Architecture Overview¶
This document provides a high-level overview of the distributed artifact storage system's architecture. For detailed information about specific components, please refer to the dedicated guides.
Related architecture docs:
- docs/architecture/artifact-views-and-retrieval.md
- docs/architecture/view-replicas-and-assembly.md
System Architecture¶
The system comprises a control plane (Global Store), a data plane (Store Daemons), and clients (User Process Workers) working together to provide efficient artifact storage and serving across a cluster:
graph TD
subgraph "Control Plane"
GS[Global Store<br/>Metadata & Coordination]
end
subgraph "Data Plane"
SD1[Store Daemon 1<br/>Artifact Storage & Serving]

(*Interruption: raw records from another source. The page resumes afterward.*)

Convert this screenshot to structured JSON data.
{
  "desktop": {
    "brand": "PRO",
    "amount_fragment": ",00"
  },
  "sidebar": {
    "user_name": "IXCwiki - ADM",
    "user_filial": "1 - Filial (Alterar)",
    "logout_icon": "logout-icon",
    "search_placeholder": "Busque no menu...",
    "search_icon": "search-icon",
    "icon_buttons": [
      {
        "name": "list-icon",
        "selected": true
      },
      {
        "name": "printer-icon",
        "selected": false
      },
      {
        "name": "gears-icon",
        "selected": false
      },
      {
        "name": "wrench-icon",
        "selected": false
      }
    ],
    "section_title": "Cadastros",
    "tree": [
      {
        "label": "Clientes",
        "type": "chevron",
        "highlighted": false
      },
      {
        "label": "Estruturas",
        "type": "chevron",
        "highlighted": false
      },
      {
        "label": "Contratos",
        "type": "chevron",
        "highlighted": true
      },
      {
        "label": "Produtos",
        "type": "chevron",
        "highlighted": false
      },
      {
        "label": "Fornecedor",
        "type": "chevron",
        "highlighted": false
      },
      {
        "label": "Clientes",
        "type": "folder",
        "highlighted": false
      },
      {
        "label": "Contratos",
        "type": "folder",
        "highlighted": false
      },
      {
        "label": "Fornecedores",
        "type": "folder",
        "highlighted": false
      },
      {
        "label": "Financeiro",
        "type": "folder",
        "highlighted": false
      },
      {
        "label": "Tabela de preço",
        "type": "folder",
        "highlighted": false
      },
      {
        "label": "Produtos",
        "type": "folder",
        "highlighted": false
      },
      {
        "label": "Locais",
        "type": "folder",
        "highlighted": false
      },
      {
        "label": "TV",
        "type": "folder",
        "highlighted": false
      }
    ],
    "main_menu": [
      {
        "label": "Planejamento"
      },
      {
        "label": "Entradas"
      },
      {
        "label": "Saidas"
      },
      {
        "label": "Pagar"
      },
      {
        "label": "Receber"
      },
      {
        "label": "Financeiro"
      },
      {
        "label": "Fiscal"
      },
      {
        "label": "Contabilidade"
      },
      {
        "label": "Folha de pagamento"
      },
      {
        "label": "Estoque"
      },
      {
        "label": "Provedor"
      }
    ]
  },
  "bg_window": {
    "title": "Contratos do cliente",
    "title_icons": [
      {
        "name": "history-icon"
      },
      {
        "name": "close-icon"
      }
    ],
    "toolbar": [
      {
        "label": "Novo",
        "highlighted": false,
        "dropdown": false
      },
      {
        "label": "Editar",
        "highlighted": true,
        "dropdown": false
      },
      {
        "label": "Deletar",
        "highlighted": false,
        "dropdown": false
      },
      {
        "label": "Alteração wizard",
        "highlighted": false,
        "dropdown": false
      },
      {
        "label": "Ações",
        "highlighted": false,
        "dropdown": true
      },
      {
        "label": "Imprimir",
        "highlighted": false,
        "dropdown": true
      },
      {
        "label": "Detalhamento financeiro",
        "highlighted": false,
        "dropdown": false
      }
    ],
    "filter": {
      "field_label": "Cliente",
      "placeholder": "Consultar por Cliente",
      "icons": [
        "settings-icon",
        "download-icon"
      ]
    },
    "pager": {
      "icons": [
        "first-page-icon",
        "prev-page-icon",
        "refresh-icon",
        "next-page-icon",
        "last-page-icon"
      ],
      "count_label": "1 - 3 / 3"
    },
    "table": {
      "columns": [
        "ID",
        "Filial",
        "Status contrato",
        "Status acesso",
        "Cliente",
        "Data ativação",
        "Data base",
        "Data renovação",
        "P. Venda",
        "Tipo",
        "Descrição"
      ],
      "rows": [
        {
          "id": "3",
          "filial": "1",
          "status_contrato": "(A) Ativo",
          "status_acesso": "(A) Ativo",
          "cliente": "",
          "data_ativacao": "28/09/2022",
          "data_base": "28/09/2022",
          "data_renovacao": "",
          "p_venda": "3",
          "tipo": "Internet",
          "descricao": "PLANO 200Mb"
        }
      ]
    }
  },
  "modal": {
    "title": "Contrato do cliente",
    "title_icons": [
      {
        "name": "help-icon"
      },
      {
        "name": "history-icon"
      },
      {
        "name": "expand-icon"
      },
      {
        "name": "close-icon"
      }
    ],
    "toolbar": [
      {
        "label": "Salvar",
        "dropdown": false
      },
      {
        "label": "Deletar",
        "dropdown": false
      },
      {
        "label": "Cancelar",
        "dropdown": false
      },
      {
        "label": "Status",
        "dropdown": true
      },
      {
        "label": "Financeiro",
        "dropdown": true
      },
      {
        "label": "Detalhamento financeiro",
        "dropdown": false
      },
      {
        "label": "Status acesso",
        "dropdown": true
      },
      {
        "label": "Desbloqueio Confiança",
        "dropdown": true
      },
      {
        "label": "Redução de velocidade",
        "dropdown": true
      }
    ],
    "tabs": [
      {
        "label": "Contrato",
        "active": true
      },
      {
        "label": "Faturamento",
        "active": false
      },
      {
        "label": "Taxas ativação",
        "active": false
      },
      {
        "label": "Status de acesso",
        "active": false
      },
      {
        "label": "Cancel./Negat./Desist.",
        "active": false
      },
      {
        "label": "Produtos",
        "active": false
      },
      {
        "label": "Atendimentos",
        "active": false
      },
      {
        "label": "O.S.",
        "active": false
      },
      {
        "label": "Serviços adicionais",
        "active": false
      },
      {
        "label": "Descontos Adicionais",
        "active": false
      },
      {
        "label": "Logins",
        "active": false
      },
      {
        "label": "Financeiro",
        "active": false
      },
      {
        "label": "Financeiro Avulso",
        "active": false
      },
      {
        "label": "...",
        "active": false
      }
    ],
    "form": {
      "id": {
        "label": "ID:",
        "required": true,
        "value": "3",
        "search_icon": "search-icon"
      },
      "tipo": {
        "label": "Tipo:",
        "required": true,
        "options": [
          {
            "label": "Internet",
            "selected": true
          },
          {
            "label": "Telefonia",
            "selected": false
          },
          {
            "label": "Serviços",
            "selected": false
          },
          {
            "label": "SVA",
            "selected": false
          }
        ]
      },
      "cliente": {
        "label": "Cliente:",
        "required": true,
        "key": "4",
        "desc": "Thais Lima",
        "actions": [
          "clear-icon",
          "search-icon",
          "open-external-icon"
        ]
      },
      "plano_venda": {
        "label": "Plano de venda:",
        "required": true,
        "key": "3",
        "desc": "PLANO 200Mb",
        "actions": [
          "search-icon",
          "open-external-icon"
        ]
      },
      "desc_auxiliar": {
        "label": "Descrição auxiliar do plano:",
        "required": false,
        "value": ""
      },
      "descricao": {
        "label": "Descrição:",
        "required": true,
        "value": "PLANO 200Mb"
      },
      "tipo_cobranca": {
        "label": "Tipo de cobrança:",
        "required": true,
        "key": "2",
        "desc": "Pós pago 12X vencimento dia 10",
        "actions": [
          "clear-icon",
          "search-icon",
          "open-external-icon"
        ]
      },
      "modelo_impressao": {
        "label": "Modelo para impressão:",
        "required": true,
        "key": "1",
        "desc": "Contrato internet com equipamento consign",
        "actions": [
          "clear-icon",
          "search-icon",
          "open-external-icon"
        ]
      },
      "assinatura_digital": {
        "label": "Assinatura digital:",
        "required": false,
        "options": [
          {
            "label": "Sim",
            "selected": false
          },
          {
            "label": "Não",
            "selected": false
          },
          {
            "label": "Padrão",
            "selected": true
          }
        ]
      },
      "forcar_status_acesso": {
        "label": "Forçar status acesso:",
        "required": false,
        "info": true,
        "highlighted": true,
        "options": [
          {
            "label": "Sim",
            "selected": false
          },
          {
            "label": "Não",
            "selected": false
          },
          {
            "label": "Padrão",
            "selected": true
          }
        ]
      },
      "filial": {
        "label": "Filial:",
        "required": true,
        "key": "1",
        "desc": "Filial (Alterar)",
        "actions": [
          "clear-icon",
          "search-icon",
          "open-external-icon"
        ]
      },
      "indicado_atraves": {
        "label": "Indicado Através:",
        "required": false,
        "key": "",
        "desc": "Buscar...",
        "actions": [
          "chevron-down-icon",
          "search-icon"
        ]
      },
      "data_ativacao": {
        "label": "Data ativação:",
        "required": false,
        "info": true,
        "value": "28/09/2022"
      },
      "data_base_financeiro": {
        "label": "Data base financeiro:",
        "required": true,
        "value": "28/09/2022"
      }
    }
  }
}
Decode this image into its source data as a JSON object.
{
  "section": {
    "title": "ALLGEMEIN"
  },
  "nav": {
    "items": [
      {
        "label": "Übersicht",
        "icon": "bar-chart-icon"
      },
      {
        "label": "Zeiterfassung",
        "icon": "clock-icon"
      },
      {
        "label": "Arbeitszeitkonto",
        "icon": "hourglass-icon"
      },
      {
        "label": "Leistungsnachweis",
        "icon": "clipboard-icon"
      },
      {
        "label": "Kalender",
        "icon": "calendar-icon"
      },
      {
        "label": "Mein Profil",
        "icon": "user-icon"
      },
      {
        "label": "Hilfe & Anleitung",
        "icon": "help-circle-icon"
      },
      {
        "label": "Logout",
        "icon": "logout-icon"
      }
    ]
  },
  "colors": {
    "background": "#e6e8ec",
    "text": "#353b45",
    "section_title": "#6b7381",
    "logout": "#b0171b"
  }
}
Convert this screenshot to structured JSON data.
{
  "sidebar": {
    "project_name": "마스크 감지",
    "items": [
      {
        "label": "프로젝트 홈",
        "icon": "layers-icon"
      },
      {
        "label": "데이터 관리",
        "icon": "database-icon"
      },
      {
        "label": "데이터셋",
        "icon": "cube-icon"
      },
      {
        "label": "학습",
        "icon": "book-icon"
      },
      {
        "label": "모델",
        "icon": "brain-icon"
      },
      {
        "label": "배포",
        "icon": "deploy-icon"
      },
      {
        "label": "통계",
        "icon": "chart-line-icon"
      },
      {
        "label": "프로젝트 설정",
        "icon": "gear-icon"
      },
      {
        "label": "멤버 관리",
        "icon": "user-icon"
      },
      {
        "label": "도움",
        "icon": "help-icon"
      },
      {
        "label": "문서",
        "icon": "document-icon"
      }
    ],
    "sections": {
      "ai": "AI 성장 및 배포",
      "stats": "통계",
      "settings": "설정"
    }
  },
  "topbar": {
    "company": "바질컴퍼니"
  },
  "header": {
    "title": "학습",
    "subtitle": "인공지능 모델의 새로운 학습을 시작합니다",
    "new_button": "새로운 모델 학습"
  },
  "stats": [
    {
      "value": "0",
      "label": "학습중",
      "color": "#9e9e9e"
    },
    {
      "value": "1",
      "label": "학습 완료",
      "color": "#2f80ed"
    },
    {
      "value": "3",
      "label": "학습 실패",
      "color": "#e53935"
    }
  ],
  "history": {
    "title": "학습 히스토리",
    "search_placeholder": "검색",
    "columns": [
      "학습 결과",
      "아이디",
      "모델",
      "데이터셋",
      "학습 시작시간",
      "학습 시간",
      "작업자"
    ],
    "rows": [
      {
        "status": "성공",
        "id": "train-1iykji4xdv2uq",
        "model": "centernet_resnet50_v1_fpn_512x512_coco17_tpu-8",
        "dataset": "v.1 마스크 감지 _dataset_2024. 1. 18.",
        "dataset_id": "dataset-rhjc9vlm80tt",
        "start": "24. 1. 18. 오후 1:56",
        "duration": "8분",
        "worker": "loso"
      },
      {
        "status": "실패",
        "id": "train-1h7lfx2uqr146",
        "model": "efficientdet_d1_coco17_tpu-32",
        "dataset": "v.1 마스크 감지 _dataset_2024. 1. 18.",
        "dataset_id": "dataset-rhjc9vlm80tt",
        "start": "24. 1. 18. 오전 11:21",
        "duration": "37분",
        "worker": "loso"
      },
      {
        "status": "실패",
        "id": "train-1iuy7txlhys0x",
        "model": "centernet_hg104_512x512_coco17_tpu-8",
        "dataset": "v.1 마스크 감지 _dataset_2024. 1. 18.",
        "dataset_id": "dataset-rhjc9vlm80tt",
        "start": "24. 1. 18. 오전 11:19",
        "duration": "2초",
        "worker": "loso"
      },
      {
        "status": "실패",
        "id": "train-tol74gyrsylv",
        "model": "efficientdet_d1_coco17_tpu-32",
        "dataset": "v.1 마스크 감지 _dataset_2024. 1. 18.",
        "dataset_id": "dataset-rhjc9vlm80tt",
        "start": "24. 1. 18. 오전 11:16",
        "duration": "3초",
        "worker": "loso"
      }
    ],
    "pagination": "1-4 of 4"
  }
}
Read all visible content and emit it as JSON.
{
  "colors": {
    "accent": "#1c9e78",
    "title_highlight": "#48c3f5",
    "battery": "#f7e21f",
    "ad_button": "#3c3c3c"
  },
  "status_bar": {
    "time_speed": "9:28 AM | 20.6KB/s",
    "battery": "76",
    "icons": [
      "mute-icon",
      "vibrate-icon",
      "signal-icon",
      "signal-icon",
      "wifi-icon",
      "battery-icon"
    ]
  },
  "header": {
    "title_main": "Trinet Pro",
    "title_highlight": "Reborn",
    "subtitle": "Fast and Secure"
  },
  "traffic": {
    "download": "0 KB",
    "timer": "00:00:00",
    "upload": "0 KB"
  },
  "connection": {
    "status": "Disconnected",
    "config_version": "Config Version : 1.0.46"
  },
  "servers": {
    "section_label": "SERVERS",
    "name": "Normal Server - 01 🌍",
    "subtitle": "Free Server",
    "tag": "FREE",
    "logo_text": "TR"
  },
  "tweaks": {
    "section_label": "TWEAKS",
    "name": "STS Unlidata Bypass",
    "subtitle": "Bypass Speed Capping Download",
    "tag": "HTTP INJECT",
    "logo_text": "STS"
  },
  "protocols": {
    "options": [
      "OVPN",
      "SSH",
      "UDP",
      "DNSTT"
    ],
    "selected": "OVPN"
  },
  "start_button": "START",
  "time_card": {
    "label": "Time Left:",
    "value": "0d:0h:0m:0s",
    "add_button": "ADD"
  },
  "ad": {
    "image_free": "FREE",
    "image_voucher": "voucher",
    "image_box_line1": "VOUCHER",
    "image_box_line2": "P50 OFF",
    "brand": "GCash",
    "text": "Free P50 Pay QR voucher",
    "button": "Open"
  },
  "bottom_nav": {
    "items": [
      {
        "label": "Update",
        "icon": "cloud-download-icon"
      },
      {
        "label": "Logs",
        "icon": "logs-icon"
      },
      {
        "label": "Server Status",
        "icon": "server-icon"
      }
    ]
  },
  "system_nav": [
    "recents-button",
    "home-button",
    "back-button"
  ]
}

SD2[Store Daemon 2<br/>Artifact Storage & Serving]
SDN[Store Daemon N<br/>Artifact Storage & Serving]
end
subgraph "Clients"
C1[Inference Worker 1]
C2[Inference Worker 2]
CN[Inference Worker N]
end
GS -.->|gRPC<br/>Metadata| SD1
GS -.->|gRPC<br/>Metadata| SD2
GS -.->|gRPC<br/>Metadata| SDN
SD1 <-->|RDMA/TCP<br/>Artifact Transfer| SD2
SD2 <-->|RDMA/TCP<br/>Artifact Transfer| SDN
SD1 <-->|RDMA/TCP<br/>Artifact Transfer| SDN
C1 -->|CUDA IPC| SD1
C2 -->|CUDA IPC| SD2
CN -->|CUDA IPC| SDN
Core Components¶
1. Global Store¶
Role: Centralized metadata service and coordination layer
- Responsibility: Manages artifact registry, replica locations and per-chunk directory metadata, coordinates transfers, and records variant/view metadata (view specs, view hash, partial leaf digests)
- Technology: gRPC service with DuckDB persistence
- Key Feature: Artifact data never flows through Global Store — only metadata (including chunk directory,
remote_memory_keys/buffer_sizes, and optionalverification_jsonfor key‑point validation) - Load selection guardrails: Transport selection filters by
workers.accepting_new_requestsand recent heartbeat freshness (heartbeat_timeout_ms) before applying replica priority. - Variant state:
ViewStateServicepersists view registrations and leaf digests so daemons can mark view residency and publish verification state. - Documentation: Global Store Development Guide
2. Store Daemon¶
Role: Distributed artifact storage and serving engine
- Responsibility: Stores artifacts locally, serves them to clients, handles P2P transfers
- Technology: C++ service with gRPC interface (high-performance StoreEngine core)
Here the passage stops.